Smart contracts utilize blockchain to connect to outside, trusted “sources of truth” to facilitate, enforce and verify terms of an agreement, thus removing the need for third parties or middlemen. In Massey’s farmer example, one of those sources of truth would be regional weather data.
“Blockchain is very effective connective tissue,” Massey explained. “We see, in all industries, the use of smart contracts enabling better relationships.”
Smart contracts “are happening organically anyway,” he continued. “It’s not just the systems, but the organizations that are decentralized. It’s likely now that transactions are validated somewhere other than where management is sitting.”
“There’s a real variety of use cases, and those are what are super-exciting,” said Cieslak during the panel discussion. “Some of what is going to be done with blockchain, has never been done before.”
The implications are especially exciting for certain industries, like the recording industry, an example many speakers cited when describing how intellectual property, like songwriting credits, can be coded into blockchain-enabled smart contracts. Speakers and panelists urged attendees to educate themselves on the technology and assess how it can apply to their clients and industry verticals.
“Every company innovation in this space is putting forth solutions,” said Massey. “In L.A., in entertainment, in media, [you can] lock down intangibles like the rights of a song or movie. What if you lock that down in a blockchain solution, before you had to pay for it? It’s a significant evolution in song and movie rights. It’s hitting every industry. It’s relevant to every single one of them. Think about your clients, and what’s relevant to them.”

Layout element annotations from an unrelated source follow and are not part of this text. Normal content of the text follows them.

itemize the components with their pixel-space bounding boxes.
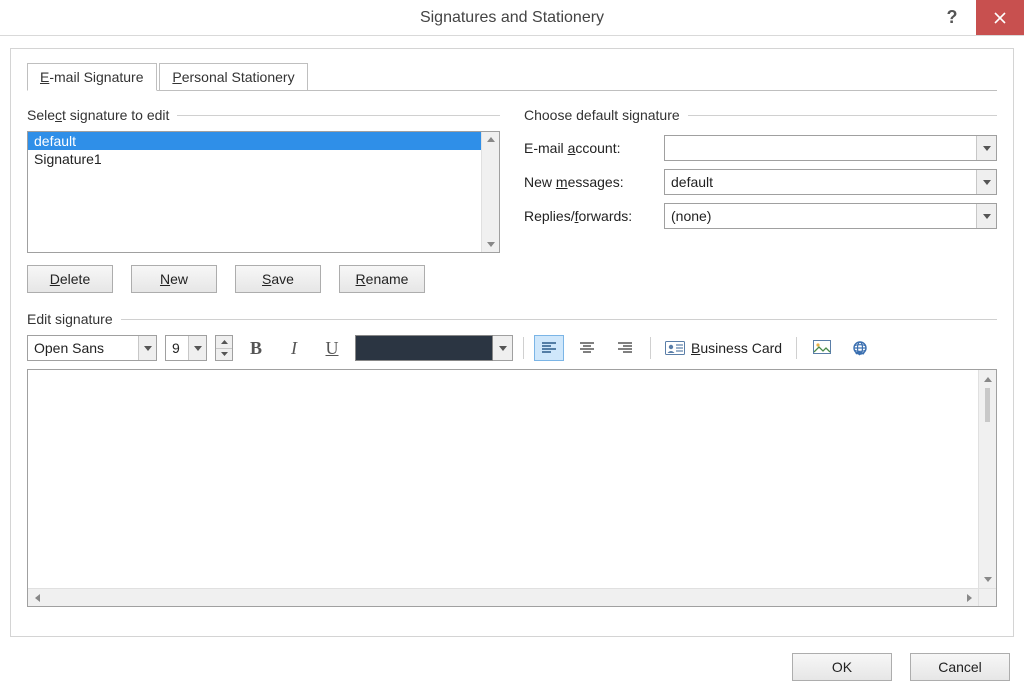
email-account-label: E-mail account: (524, 140, 656, 156)
font-color-swatch (355, 335, 493, 361)
scroll-left-icon[interactable] (28, 589, 46, 606)
picture-icon (813, 340, 831, 356)
help-button[interactable]: ? (928, 0, 976, 35)
new-button[interactable]: New (131, 265, 217, 293)
scroll-thumb[interactable] (985, 388, 990, 422)
new-messages-value: default (665, 174, 976, 190)
font-size-spinner[interactable] (215, 335, 233, 361)
scroll-corner (978, 588, 996, 606)
listbox-scrollbar[interactable] (481, 132, 499, 252)
new-messages-label: New messages: (524, 174, 656, 190)
toolbar-separator (523, 337, 524, 359)
dialog-body: E-mail Signature Personal Stationery Sel… (10, 48, 1014, 637)
italic-button[interactable]: I (279, 335, 309, 361)
tab-personal-stationery[interactable]: Personal Stationery (159, 63, 307, 91)
chevron-down-icon[interactable] (138, 336, 156, 360)
close-button[interactable] (976, 0, 1024, 35)
align-left-icon (541, 341, 557, 355)
new-messages-dropdown[interactable]: default (664, 169, 997, 195)
font-color-dropdown[interactable] (355, 335, 513, 361)
editor-hscrollbar[interactable] (28, 588, 978, 606)
spin-down-icon[interactable] (216, 349, 232, 361)
tab-stationery-text: ersonal Stationery (182, 69, 295, 85)
tab-strip: E-mail Signature Personal Stationery (27, 63, 997, 91)
bold-button[interactable]: B (241, 335, 271, 361)
insert-hyperlink-button[interactable] (845, 335, 875, 361)
spin-up-icon[interactable] (216, 336, 232, 349)
list-item[interactable]: default (28, 132, 481, 150)
signature-listbox[interactable]: default Signature1 (27, 131, 500, 253)
window-title: Signatures and Stationery (0, 9, 1024, 27)
list-item[interactable]: Signature1 (28, 150, 481, 168)
align-center-icon (579, 341, 595, 355)
font-size-dropdown[interactable]: 9 (165, 335, 207, 361)
insert-picture-button[interactable] (807, 335, 837, 361)
rename-button[interactable]: Rename (339, 265, 425, 293)
tab-email-mn: E (40, 69, 49, 85)
tab-stationery-mn: P (172, 69, 181, 85)
scroll-up-icon[interactable] (979, 370, 996, 388)
save-button[interactable]: Save (235, 265, 321, 293)
font-name-dropdown[interactable]: Open Sans (27, 335, 157, 361)
scroll-down-icon[interactable] (487, 237, 495, 252)
ok-button[interactable]: OK (792, 653, 892, 681)
default-signature-heading: Choose default signature (524, 105, 997, 125)
chevron-down-icon[interactable] (976, 136, 996, 160)
edit-signature-heading: Edit signature (27, 309, 997, 329)
font-name-value: Open Sans (28, 340, 138, 356)
business-card-icon (665, 340, 685, 356)
cancel-button[interactable]: Cancel (910, 653, 1010, 681)
bold-icon: B (250, 338, 262, 359)
formatting-toolbar: Open Sans 9 B I U (27, 335, 997, 361)
italic-icon: I (291, 338, 297, 359)
scroll-down-icon[interactable] (979, 570, 996, 588)
dialog-footer: OK Cancel (792, 653, 1010, 681)
hyperlink-icon (850, 340, 870, 356)
chevron-down-icon[interactable] (976, 204, 996, 228)
editor-content[interactable] (28, 370, 978, 588)
titlebar: Signatures and Stationery ? (0, 0, 1024, 36)
replies-forwards-dropdown[interactable]: (none) (664, 203, 997, 229)
underline-icon: U (326, 338, 339, 359)
chevron-down-icon[interactable] (976, 170, 996, 194)
scroll-track[interactable] (979, 388, 996, 570)
align-center-button[interactable] (572, 335, 602, 361)
chevron-down-icon[interactable] (188, 336, 206, 360)
signature-editor[interactable] (27, 369, 997, 607)
tab-email-signature[interactable]: E-mail Signature (27, 63, 157, 91)
delete-button[interactable]: Delete (27, 265, 113, 293)
scroll-right-icon[interactable] (960, 589, 978, 606)
business-card-button[interactable]: Business Card (661, 335, 786, 361)
scroll-track[interactable] (46, 589, 960, 606)
close-icon (994, 12, 1006, 24)
email-account-dropdown[interactable] (664, 135, 997, 161)
replies-forwards-label: Replies/forwards: (524, 208, 656, 224)
align-left-button[interactable] (534, 335, 564, 361)
toolbar-separator (650, 337, 651, 359)
editor-vscrollbar[interactable] (978, 370, 996, 588)
align-right-button[interactable] (610, 335, 640, 361)
underline-button[interactable]: U (317, 335, 347, 361)
replies-forwards-value: (none) (665, 208, 976, 224)
tab-email-text: -mail Signature (49, 69, 143, 85)
scroll-up-icon[interactable] (487, 132, 495, 147)
chevron-down-icon[interactable] (493, 335, 513, 361)
font-size-value: 9 (166, 340, 188, 356)
align-right-icon (617, 341, 633, 355)
select-signature-heading: Select signature to edit (27, 105, 500, 125)
toolbar-separator (796, 337, 797, 359)
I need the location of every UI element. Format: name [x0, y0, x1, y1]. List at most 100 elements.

Many people are familiar with blockchain as the technology behind cryptocurrencies like bitcoin and ethereum, and Deloitte's Massey dedicated a portion of his session to addressing those virtual currencies, as did other panelists at the conference.
All panelists stressed the status of cryptocurrency as property, based on guidance issued by the Internal Revenue Service in 2014.
Stephen Turanchik, an attorney in the tax practice at law firm Paul Hastings, spoke about the perplexing nature of cryptocurrency taxation during another conference session. He explained that virtual-currency exchanges are not required to report to the IRS, so “a lack of detection, and the ability to hide it, still exists.” But, he continued, “if you think that gives you the license to commit tax fraud, think again.”
On July 2 of this year, the IRS announced its virtual currency compliance campaign, and it will be conducting more audits on virtual currencies, Turanchik warned the audience.
The IRS is also stepping up outreach and education efforts, and soliciting taxpayer and practitioner feedback for these campaigns. The service is urging taxpayers with unreported virtual currency transactions to “correct their returns as soon as practical,” Turanchik reported, though the IRS is not contemplating voluntary disclosure programs.
“The IRS simply doesn’t have the technical expertise to give guidance in this area,” Turanchik said. He cited a “John Doe” summons the IRS served to virtual-currency exchange Coinbase in November 2016, seeking customer data. Before the petition was granted, the IRS had to narrow the scope of the summons, to Coinbase users with accounts of at least $20,000 in any one transaction type, in any single year between 2013-15.
Overall, Turanchik explained, there is a “significant lack of transparency” in the cryptocurrency space, which he said keeps him busy, and provides big opportunities for tax preparers.